In his submissions dated 29 April 2021, the applicant said that the named Commandant was unable to locate evidence to support the statement. He said that he exercised his legal right to submit a complaint and that the comment he wishes to be amended would have had a negative impact on promotion opportunities. The applicant also provided a number of documents which detail the workplace relations issues he has allegedly suffered in the past few years.
Having carefully considered the applicant’s submission and supporting documentation, I find that he has not provided additional information in support of the application for amendment. As indicated above, an applicant’s assertions alone will not form sufficient evidence to warrant an amendment, in the absence of supporting evidence.
In the circumstances, I find that the applicant has not shown, on the balance of probabilities, that the information contained in the records at issue is incomplete, incorrect or misleading. Accordingly, I find that the Defence Forces was justified in refusing to amend the record in question.

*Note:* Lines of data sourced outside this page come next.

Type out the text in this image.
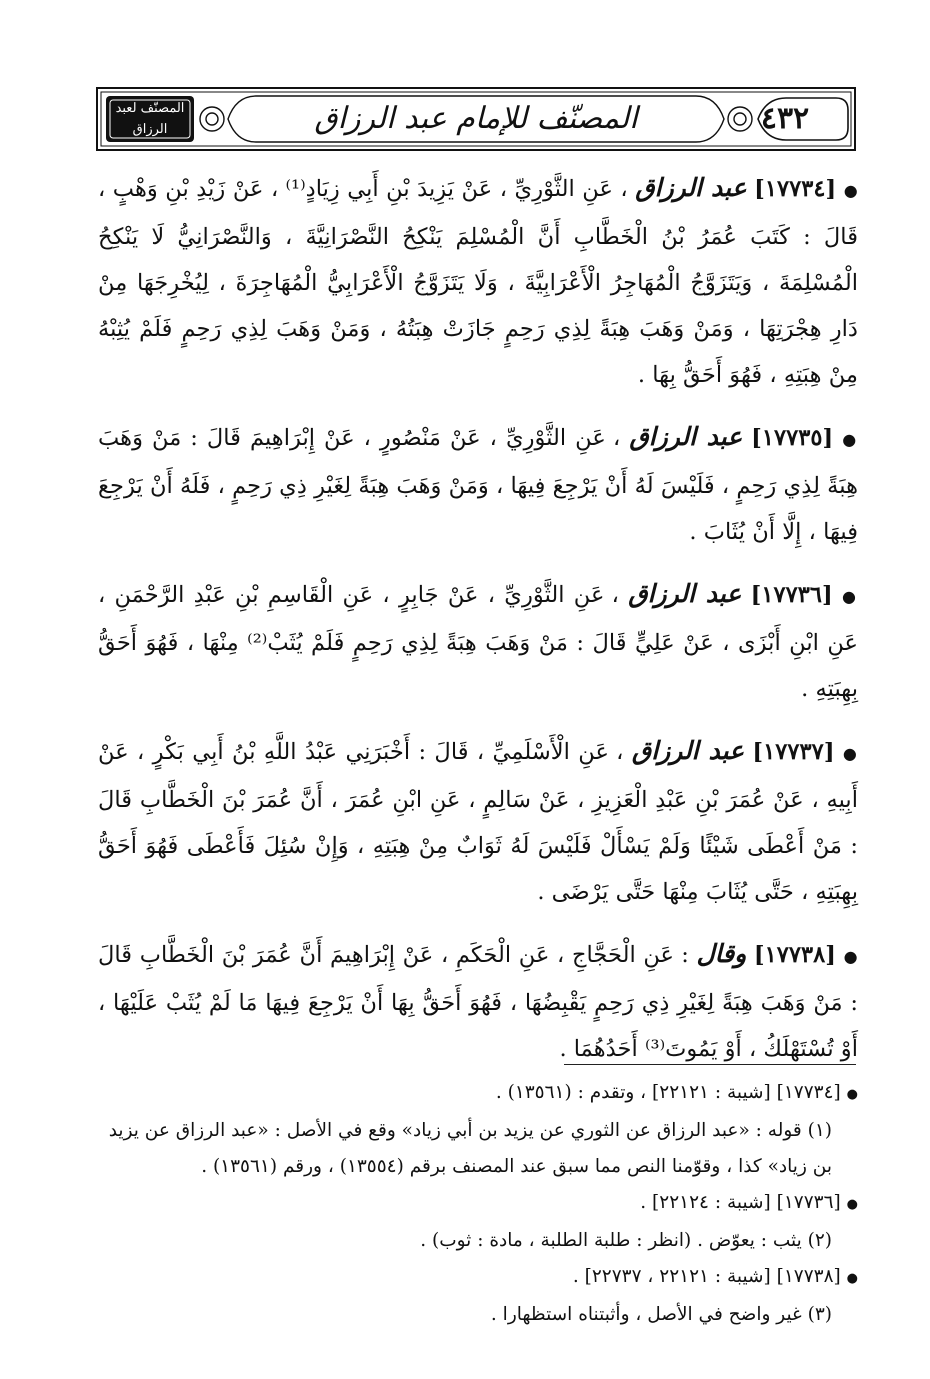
المصنّف لعبد الرزاق	المصنّف للإمام عبد الرزاق	٤٣٢

● [١٧٧٣٤] عبد الرزاق ، عَنِ الثَّوْرِيِّ ، عَنْ يَزِيدَ بْنِ أَبِي زِيَادٍ⁽¹⁾ ، عَنْ زَيْدِ بْنِ وَهْبٍ ، قَالَ : كَتَبَ عُمَرُ بْنُ الْخَطَّابِ أَنَّ الْمُسْلِمَ يَنْكِحُ النَّصْرَانِيَّةَ ، وَالنَّصْرَانِيُّ لَا يَنْكِحُ الْمُسْلِمَةَ ، وَيَتَزَوَّجُ الْمُهَاجِرُ الْأَعْرَابِيَّةَ ، وَلَا يَتَزَوَّجُ الْأَعْرَابِيُّ الْمُهَاجِرَةَ ، لِيُخْرِجَهَا مِنْ دَارِ هِجْرَتِهَا ، وَمَنْ وَهَبَ هِبَةً لِذِي رَحِمٍ جَازَتْ هِبَتُهُ ، وَمَنْ وَهَبَ لِذِي رَحِمٍ فَلَمْ يُثِبْهُ مِنْ هِبَتِهِ ، فَهُوَ أَحَقُّ بِهَا .

● [١٧٧٣٥] عبد الرزاق ، عَنِ الثَّوْرِيِّ ، عَنْ مَنْصُورٍ ، عَنْ إِبْرَاهِيمَ قَالَ : مَنْ وَهَبَ هِبَةً لِذِي رَحِمٍ ، فَلَيْسَ لَهُ أَنْ يَرْجِعَ فِيهَا ، وَمَنْ وَهَبَ هِبَةً لِغَيْرِ ذِي رَحِمٍ ، فَلَهُ أَنْ يَرْجِعَ فِيهَا ، إِلَّا أَنْ يُثَابَ .

● [١٧٧٣٦] عبد الرزاق ، عَنِ الثَّوْرِيِّ ، عَنْ جَابِرٍ ، عَنِ الْقَاسِمِ بْنِ عَبْدِ الرَّحْمَنِ ، عَنِ ابْنِ أَبْزَى ، عَنْ عَلِيٍّ قَالَ : مَنْ وَهَبَ هِبَةً لِذِي رَحِمٍ فَلَمْ يُثَبْ⁽²⁾ مِنْهَا ، فَهُوَ أَحَقُّ بِهِبَتِهِ .

● [١٧٧٣٧] عبد الرزاق ، عَنِ الْأَسْلَمِيِّ ، قَالَ : أَخْبَرَنِي عَبْدُ اللَّهِ بْنُ أَبِي بَكْرٍ ، عَنْ أَبِيهِ ، عَنْ عُمَرَ بْنِ عَبْدِ الْعَزِيزِ ، عَنْ سَالِمٍ ، عَنِ ابْنِ عُمَرَ ، أَنَّ عُمَرَ بْنَ الْخَطَّابِ قَالَ : مَنْ أَعْطَى شَيْئًا وَلَمْ يَسْأَلْ فَلَيْسَ لَهُ ثَوَابٌ مِنْ هِبَتِهِ ، وَإِنْ سُئِلَ فَأَعْطَى فَهُوَ أَحَقُّ بِهِبَتِهِ ، حَتَّى يُثَابَ مِنْهَا حَتَّى يَرْضَى .

● [١٧٧٣٨] وقال : عَنِ الْحَجَّاجِ ، عَنِ الْحَكَمِ ، عَنْ إِبْرَاهِيمَ أَنَّ عُمَرَ بْنَ الْخَطَّابِ قَالَ : مَنْ وَهَبَ هِبَةً لِغَيْرِ ذِي رَحِمٍ يَقْبِضُهَا ، فَهُوَ أَحَقُّ بِهَا أَنْ يَرْجِعَ فِيهَا مَا لَمْ يُثَبْ عَلَيْهَا ، أَوْ تُسْتَهْلَكُ ، أَوْ يَمُوتَ⁽³⁾ أَحَدُهُمَا .

● [١٧٧٣٤] [شيبة : ٢٢١٢١] ، وتقدم : (١٣٥٦١) .

(١) قوله : «عبد الرزاق عن الثوري عن يزيد بن أبي زياد» وقع في الأصل : «عبد الرزاق عن يزيد بن زياد» كذا ، وقوّمنا النص مما سبق عند المصنف برقم (١٣٥٥٤) ، ورقم (١٣٥٦١) .

● [١٧٧٣٦] [شيبة : ٢٢١٢٤] .

(٢) يثب : يعوّض . (انظر : طلبة الطلبة ، مادة : ثوب) .

● [١٧٧٣٨] [شيبة : ٢٢١٢١ ، ٢٢٧٣٧] .

(٣) غير واضح في الأصل ، وأثبتناه استظهارا .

For the benefit of the applicant, I would add that where an application for amendment of a record is refused the public body must attach to the record concerned the application for amendment or a copy of it or, if that is not practicable, a notation indicating that the application has been made (unless the body considers that the contents of the application are defamatory, or the alterations or additions to the record concerned to which the application relates would be unnecessarily voluminous).

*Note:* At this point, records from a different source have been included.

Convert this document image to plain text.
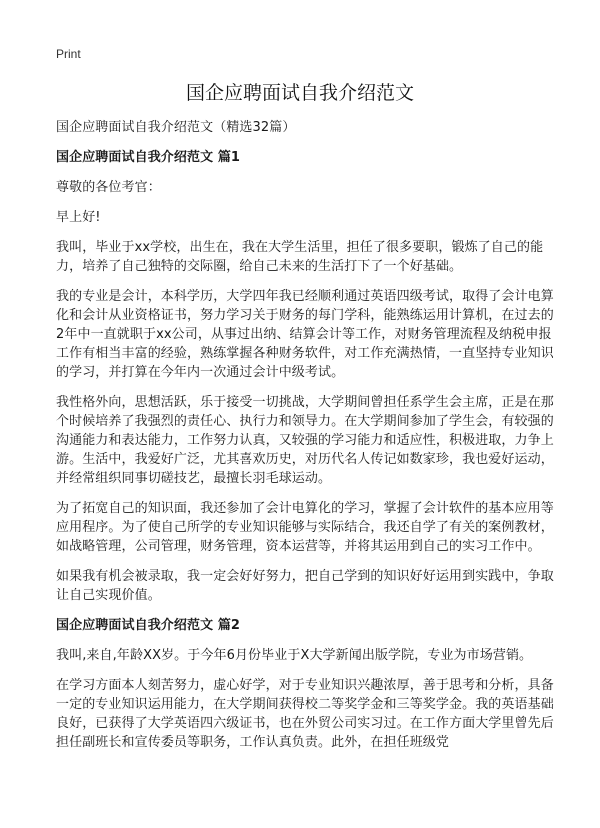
Print
国企应聘面试自我介绍范文

国企应聘面试自我介绍范文（精选32篇）

国企应聘面试自我介绍范文 篇1

尊敬的各位考官：

早上好!

我叫，毕业于xx学校，出生在，我在大学生活里，担任了很多要职，锻炼了自己的能力，培养了自己独特的交际圈，给自己未来的生活打下了一个好基础。

我的专业是会计，本科学历，大学四年我已经顺利通过英语四级考试，取得了会计电算化和会计从业资格证书，努力学习关于财务的每门学科，能熟练运用计算机，在过去的2年中一直就职于xx公司，从事过出纳、结算会计等工作，对财务管理流程及纳税申报工作有相当丰富的经验，熟练掌握各种财务软件，对工作充满热情，一直坚持专业知识的学习，并打算在今年内一次通过会计中级考试。

我性格外向，思想活跃，乐于接受一切挑战，大学期间曾担任系学生会主席，正是在那个时候培养了我强烈的责任心、执行力和领导力。在大学期间参加了学生会，有较强的沟通能力和表达能力，工作努力认真，又较强的学习能力和适应性，积极进取，力争上游。生活中，我爱好广泛，尤其喜欢历史，对历代名人传记如数家珍，我也爱好运动，并经常组织同事切磋技艺，最擅长羽毛球运动。

为了拓宽自己的知识面，我还参加了会计电算化的学习，掌握了会计软件的基本应用等应用程序。为了使自己所学的专业知识能够与实际结合，我还自学了有关的案例教材，如战略管理，公司管理，财务管理，资本运营等，并将其运用到自己的实习工作中。

如果我有机会被录取，我一定会好好努力，把自己学到的知识好好运用到实践中，争取让自己实现价值。

国企应聘面试自我介绍范文 篇2

我叫,来自,年龄XX岁。于今年6月份毕业于X大学新闻出版学院，专业为市场营销。

在学习方面本人刻苦努力，虚心好学，对于专业知识兴趣浓厚，善于思考和分析，具备一定的专业知识运用能力，在大学期间获得校二等奖学金和三等奖学金。我的英语基础良好，已获得了大学英语四六级证书，也在外贸公司实习过。在工作方面大学里曾先后担任副班长和宣传委员等职务，工作认真负责。此外，在担任班级党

This requirement is, in itself, quite significant as it alerts all future readers of the record that aspects of its contents are disputed by the applicant. The Defence Forces confirmed to this Office that the application for amendment of records has been added to the applicant’s personnel file where the performance appraisal is stored.

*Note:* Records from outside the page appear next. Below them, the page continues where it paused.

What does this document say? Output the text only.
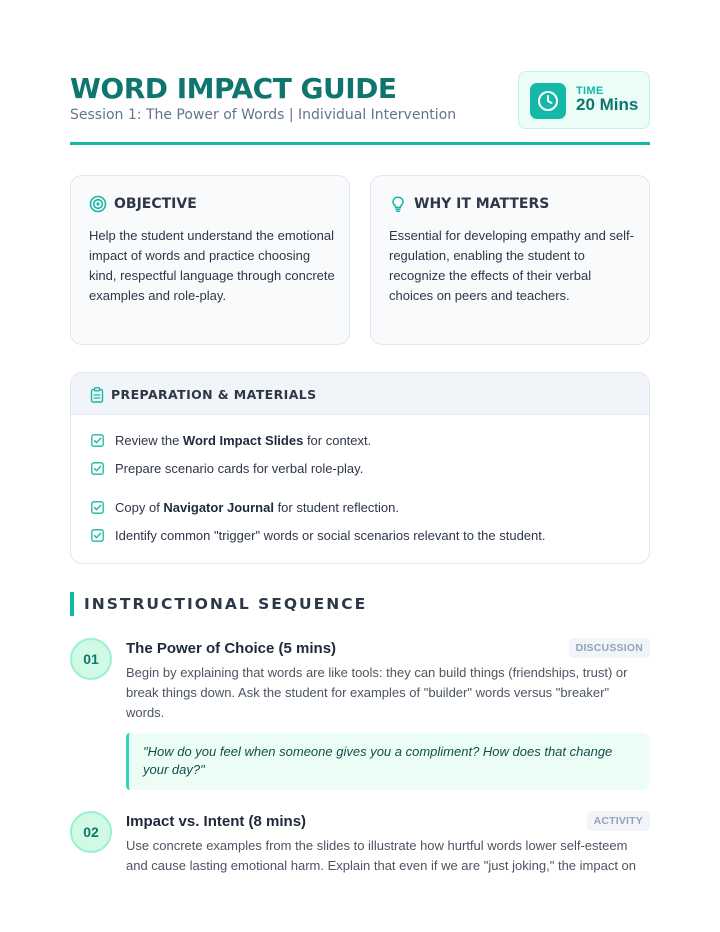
WORD IMPACT GUIDE
Session 1: The Power of Words | Individual Intervention
TIME
20 Mins
OBJECTIVE
Help the student understand the emotional impact of words and practice choosing kind, respectful language through concrete examples and role-play.
WHY IT MATTERS
Essential for developing empathy and self-regulation, enabling the student to recognize the effects of their verbal choices on peers and teachers.
PREPARATION & MATERIALS
Review the Word Impact Slides for context.
Prepare scenario cards for verbal role-play.
Copy of Navigator Journal for student reflection.
Identify common "trigger" words or social scenarios relevant to the student.
INSTRUCTIONAL SEQUENCE
01
The Power of Choice (5 mins)	DISCUSSION
Begin by explaining that words are like tools: they can build things (friendships, trust) or break things down. Ask the student for examples of "builder" words versus "breaker" words.
"How do you feel when someone gives you a compliment? How does that change your day?"
02
Impact vs. Intent (8 mins)	ACTIVITY
Use concrete examples from the slides to illustrate how hurtful words lower self-esteem and cause lasting emotional harm. Explain that even if we are "just joking," the impact on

Having carried out a review under section 22(2) of the FOI Act, I hereby affirm the Defence Force’s decision to refuse the application made under section 9 of the Act for the amendment of the applicant’s 2017 performance appraisal on the ground that the applicant has not shown that the information that is the subject of the application is, on the balance of probabilities, incomplete, incorrect or misleading.
Section 24 of the FOI Act sets out detailed provisions for an appeal to the High Court by a party to a review, or any other person affected by the decision. In summary, such an appeal, normally on a point of law, must be initiated not later than four weeks after notice of the decision was given to the person bringing the appeal.